Regarding supplementation, Dr Helmut Heseker, professor of nutritional science at the university of Paderborn states, “In the everyday nutritional routine of athletes there is no physiological reason to supplement protein intake with supplements and a balanced diet is usually superior to supplements,"
Only in the case of drug intolerance, need for energy restriction or particularly intense or new training regimens, will supplementation be useful,” the DGE adds.
The Bonn-based society highlights the protein source and the amino acid profile as two factors that determine gains to muscle mass and strength that protein is associated with.
The DGE adds that for athletes, protein intake must be adequate to achieve a nitrogen balance and trigger the intended anabolic adaptation. This applies to all forms of strength and endurance training.
Their recommendations follow The International Society of Sports Nutrition and the American College of Sports Medicine that recommend the same protein intake.
However, these societies add that protein intake are adaptable depending on the training goal, intensity and during such periods of muscle building as well as desired fat reduction.
The research team also notes the importance of proper timing of protein intake, where to achieve optimal gains, athletes should consume proteins 3–4 times a day in doses of up to 2 g/kg body weight per day.
“Depending on the training requirements, e.g. at the beginning of a strength training phase, during extreme training units or when you are planning to lose weight while maintaining muscle mass, the intake can be slightly higher at times,” the paper says.
“However, the kidney function should be examined beforehand, and sufficient fluid intake should be ensured.”
Although current studies do not suggest high protein intake can damage healthy kidneys, the risk may be heightened in those with diabetes mellitus or in other conditions with compromised kidney function.
The paper’s authors also discuss protein intake in terms of endurance training, where they point out that after carbohydrate stores have been depleted protein is then used as the energy source.
This has led some studies to recommend a protein intake higher than 1.2–2.0 g/kg body weight although this research remains inconclusive and as such not recommended for such high levels of protein.
Animal vs. plant
The position paper also notes the importance of protein quality, particularly the supply of complete proteins that contain a full profile of essential amino acids.
The researchers state that there is currently no evidence that animal proteins have a clear advantage compared to plant-based proteins.
On the contrary, the paper points out that higher proportion of plant-based protein sources should be seen as positive, with this source usually associated with a higher fibre, carbohydrate and vitamin intake and less saturated fatty acids.
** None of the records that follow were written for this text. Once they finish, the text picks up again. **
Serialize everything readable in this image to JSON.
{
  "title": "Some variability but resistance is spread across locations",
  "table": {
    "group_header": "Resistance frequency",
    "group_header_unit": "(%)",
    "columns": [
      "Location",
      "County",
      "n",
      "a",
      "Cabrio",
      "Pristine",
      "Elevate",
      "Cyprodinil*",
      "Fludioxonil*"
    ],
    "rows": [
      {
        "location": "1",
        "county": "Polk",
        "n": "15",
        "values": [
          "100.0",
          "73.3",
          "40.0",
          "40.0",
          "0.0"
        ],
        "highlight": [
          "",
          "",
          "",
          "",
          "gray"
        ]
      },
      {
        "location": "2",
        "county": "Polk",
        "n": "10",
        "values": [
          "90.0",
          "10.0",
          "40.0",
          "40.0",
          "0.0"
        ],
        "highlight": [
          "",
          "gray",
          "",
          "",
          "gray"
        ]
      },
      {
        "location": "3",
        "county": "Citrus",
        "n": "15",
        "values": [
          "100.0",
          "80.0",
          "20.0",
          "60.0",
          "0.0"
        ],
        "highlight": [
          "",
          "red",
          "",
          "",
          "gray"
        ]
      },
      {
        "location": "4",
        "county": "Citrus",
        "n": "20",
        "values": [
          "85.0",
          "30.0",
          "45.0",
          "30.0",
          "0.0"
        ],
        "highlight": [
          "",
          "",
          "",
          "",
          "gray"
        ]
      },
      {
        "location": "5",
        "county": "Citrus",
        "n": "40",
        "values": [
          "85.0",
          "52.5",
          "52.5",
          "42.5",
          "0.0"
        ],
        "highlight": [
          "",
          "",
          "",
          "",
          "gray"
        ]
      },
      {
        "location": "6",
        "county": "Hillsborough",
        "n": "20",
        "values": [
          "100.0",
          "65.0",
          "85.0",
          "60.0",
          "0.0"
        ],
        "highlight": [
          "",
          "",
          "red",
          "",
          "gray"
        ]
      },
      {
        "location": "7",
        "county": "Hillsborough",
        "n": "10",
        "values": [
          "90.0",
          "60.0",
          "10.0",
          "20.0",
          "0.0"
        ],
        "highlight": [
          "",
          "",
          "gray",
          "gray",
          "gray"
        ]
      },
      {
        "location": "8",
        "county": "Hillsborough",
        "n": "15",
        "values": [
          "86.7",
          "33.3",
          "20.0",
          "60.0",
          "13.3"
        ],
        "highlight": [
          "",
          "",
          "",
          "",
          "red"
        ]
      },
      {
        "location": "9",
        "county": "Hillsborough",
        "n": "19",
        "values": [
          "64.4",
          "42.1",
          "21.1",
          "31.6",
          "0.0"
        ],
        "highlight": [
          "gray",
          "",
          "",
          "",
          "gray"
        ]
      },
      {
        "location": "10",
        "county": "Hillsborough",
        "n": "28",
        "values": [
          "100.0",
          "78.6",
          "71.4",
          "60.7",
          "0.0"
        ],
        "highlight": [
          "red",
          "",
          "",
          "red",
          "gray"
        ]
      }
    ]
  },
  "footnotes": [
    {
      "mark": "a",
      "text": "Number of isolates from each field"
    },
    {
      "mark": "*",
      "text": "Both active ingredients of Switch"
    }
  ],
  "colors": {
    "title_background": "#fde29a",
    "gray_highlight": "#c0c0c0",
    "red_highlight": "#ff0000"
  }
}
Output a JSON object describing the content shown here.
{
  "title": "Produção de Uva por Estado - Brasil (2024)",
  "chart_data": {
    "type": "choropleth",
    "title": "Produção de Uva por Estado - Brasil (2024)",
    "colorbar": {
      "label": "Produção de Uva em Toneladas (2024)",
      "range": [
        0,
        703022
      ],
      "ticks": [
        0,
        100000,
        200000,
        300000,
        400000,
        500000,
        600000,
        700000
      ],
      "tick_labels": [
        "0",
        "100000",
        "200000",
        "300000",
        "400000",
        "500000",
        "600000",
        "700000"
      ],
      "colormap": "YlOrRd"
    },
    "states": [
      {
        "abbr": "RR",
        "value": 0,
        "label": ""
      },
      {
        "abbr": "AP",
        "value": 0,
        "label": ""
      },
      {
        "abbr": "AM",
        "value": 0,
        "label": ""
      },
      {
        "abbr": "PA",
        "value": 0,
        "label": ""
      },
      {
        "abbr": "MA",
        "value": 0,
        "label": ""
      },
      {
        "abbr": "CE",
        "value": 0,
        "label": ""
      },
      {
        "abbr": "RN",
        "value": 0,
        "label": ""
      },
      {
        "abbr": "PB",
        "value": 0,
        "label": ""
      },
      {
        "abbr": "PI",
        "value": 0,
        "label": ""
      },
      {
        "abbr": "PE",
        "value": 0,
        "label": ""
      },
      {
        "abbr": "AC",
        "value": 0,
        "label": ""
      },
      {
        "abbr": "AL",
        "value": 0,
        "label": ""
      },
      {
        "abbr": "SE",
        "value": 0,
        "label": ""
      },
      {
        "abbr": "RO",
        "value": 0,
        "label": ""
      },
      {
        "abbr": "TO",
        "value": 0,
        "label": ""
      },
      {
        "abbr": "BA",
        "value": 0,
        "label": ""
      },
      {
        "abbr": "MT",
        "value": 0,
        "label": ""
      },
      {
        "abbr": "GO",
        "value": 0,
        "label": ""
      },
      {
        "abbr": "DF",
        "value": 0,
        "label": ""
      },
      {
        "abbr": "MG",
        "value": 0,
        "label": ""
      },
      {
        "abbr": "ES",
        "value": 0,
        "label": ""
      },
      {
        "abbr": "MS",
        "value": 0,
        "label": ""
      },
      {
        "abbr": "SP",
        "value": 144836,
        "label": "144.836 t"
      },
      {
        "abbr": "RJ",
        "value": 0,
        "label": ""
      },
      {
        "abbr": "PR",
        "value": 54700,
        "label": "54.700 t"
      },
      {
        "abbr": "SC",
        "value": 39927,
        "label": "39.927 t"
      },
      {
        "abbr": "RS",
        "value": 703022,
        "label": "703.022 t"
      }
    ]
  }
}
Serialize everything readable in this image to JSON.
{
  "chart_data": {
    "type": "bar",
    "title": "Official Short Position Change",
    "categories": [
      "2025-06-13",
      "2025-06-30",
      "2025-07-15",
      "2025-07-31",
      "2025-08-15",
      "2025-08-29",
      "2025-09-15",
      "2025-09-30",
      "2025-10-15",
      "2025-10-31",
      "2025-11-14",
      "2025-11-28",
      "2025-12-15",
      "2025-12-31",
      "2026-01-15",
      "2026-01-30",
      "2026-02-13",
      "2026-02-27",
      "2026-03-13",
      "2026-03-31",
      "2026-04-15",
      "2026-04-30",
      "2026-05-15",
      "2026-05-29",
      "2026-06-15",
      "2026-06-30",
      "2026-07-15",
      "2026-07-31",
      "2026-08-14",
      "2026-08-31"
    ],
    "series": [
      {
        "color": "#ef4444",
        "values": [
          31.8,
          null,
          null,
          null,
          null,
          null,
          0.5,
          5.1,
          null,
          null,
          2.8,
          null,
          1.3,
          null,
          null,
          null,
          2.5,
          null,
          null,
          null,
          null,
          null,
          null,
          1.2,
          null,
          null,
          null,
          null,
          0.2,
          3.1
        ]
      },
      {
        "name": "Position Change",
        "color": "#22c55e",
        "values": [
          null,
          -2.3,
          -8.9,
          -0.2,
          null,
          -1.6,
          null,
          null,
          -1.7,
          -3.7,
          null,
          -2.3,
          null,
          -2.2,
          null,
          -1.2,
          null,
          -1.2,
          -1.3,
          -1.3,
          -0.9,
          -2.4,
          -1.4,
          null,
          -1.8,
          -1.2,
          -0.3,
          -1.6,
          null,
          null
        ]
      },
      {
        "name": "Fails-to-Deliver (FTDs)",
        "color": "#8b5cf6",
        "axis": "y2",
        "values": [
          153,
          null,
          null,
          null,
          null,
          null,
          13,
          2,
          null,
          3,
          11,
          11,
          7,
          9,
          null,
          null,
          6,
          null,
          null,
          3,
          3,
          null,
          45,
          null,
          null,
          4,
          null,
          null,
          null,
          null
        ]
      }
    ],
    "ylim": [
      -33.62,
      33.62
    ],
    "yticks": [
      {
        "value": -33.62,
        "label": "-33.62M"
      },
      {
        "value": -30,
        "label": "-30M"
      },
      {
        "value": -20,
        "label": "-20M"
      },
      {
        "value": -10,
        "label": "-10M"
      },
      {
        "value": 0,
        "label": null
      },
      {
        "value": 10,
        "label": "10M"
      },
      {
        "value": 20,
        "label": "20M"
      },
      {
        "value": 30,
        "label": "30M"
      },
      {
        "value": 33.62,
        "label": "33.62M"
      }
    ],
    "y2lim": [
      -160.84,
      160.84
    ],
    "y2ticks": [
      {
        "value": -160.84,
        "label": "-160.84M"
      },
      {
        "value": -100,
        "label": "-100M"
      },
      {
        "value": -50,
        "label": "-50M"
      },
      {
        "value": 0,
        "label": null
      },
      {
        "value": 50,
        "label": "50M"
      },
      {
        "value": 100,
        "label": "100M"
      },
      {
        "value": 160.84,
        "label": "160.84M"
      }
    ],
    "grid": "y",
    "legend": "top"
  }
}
Even if vegetable proteins often have fewer indispensable or branched-chain amino acids, the results of the studies so far show no clear differences in their effect. The paper adds.
The authors conclude by stating that when choosing protein-containing animal and plant-based foods, athletes should take into account not only the amino acid composition, but also the energy content, the fat and carbohydrate content, the content of micronutrients and secondary plant substances.
From the current point of view, a mixture of different protein sources with different compositions and absorption rates is the best choice.
Source: Acquisitionrungs Umschau
Published online: DOI: 10.4455 / eu.2020.039
“Position of the working groupsports nutrition of the German Nutrition Society (DGE).”